A personal loan is different from receiving the best private student loan in the sense that it can be used for things like debt consolidation or buying a car, whereas student loans are used for education needs like tuition fees and laptops.
They allow you to borrow the money you need now and pay them back in ongoing instalments, as well as fees and interests.
But how do you decide which personal loan is right for you?
Let’s take a look at your options below…
Secured loan or unsecured loan: what’s the difference?
Personal loans come as either unsecured or secured loans. Secured loans typically come with lower interest rates than their unsecured counterparts. However, with a secured loan, you will be expected to provide security for the loan (e.g. a car). Therefore, if you find yourself unable to pay back the loan, the lender may choose to repossess your vehicle to make up for the missed payment.
With unsecured loans, the loan provider doesn’t require an asset as security. However, the interest rates on repayment are typically higher and you can still be taken to court if you are unable to pay back the loan. Certain loan providers will offer individuals personal loans with lower interest rates if you are able to provide the lender with a guarantor (someone who can pay back the debt if the recipient cannot repay it).
Variable interest vs. fixed interest rate: what are your options?
Another consideration is whether you receive a loan with a variable or fixed interest rate. With fixed interest rates, the interest rate on repayment stays the same over the period of the loan. For many, this makes it easier to plan their repayments as they know exactly how much interest will be with every repayment. However, you may not experience the same benefits of a variable interest rate should the market interest rates decline.

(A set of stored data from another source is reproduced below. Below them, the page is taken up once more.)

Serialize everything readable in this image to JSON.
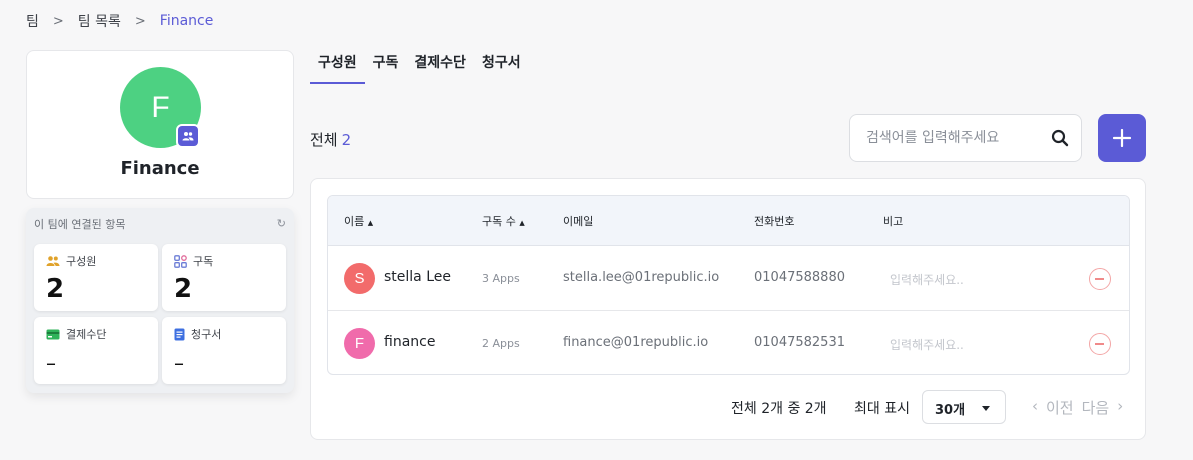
{
  "breadcrumb": [
    "팀",
    "팀 목록",
    "Finance"
  ],
  "team": {
    "name": "Finance",
    "initial": "F"
  },
  "linked": {
    "title": "이 팀에 연결된 항목",
    "members": {
      "label": "구성원",
      "value": "2"
    },
    "subs": {
      "label": "구독",
      "value": "2"
    },
    "payment": {
      "label": "결제수단",
      "value": "–"
    },
    "invoice": {
      "label": "청구서",
      "value": "–"
    }
  },
  "tabs": [
    "구성원",
    "구독",
    "결제수단",
    "청구서"
  ],
  "total_label": "전체",
  "total_count": "2",
  "search": {
    "placeholder": "검색어를 입력해주세요"
  },
  "table": {
    "headers": [
      "이름",
      "구독 수",
      "이메일",
      "전화번호",
      "비고"
    ],
    "rows": [
      {
        "initial": "S",
        "name": "stella Lee",
        "apps": "3 Apps",
        "email": "stella.lee@01republic.io",
        "phone": "01047588880",
        "note_placeholder": "입력해주세요..",
        "avatar_color": "#f26b6b"
      },
      {
        "initial": "F",
        "name": "finance",
        "apps": "2 Apps",
        "email": "finance@01republic.io",
        "phone": "01047582531",
        "note_placeholder": "입력해주세요..",
        "avatar_color": "#f06bab"
      }
    ]
  },
  "footer": {
    "summary": "전체 2개 중 2개",
    "per_page_label": "최대 표시",
    "per_page_value": "30개",
    "prev": "이전",
    "next": "다음"
  },
  "colors": {
    "accent": "#5b5bd6",
    "team_avatar": "#4dd182"
  }
}
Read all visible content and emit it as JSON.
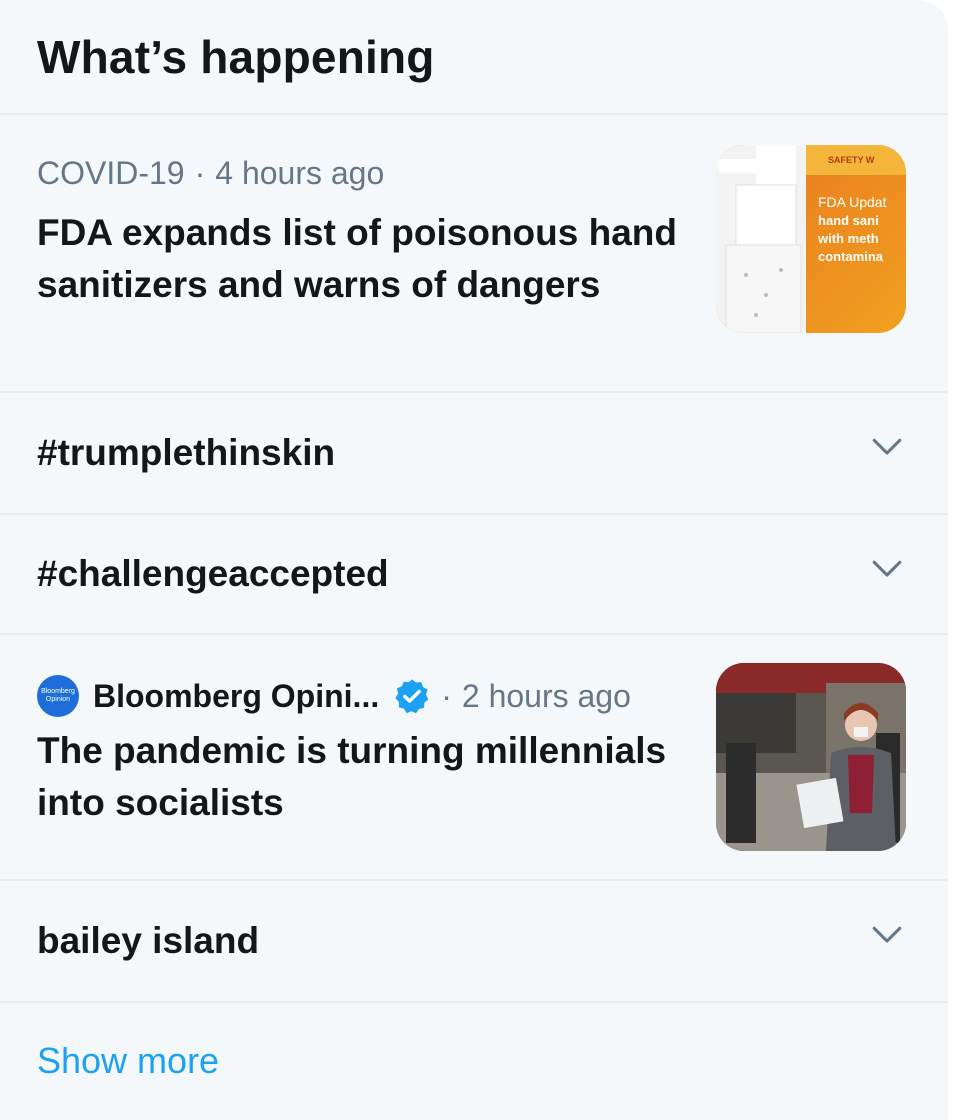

This is where variable interest rates come in. A variable interest rate can fluctuate depending on the market interest rate. Variable interest rates can also be affected by other financial factors on your end. You should also look at comparison rates when deciding on whether a fixed or variable loan is the right choice for you.
Charges & fees
Fees will also apply between lenders and loan options. Fees that all loan recipients should be aware of include monthly and annual service fees, applications fees and missed payment fees. Some loan providers may also choose to charge an early exit fee or early repayment fee. It’s always a good idea to closely read and examine the fine print when deciding which loan is right for you.
The term of your loan
How long will you need to borrow this money for? Some short term loans come with lower interest rates than long term loans. When it comes to long term loans, you may have to pay less with each repayment but you will typically pay more interest over the loan’s duration.
Are you able to pay back the loan?
You have to decide whether you are able to pay back the loan. You may not be in a financial position to pay back the loan in which case you should consider surpassing on a particular loan you may have been considering applying for. There are different tools at your disposal that can help you decide on the right loan for you, including loan comparison tools and estimated repayment calculators.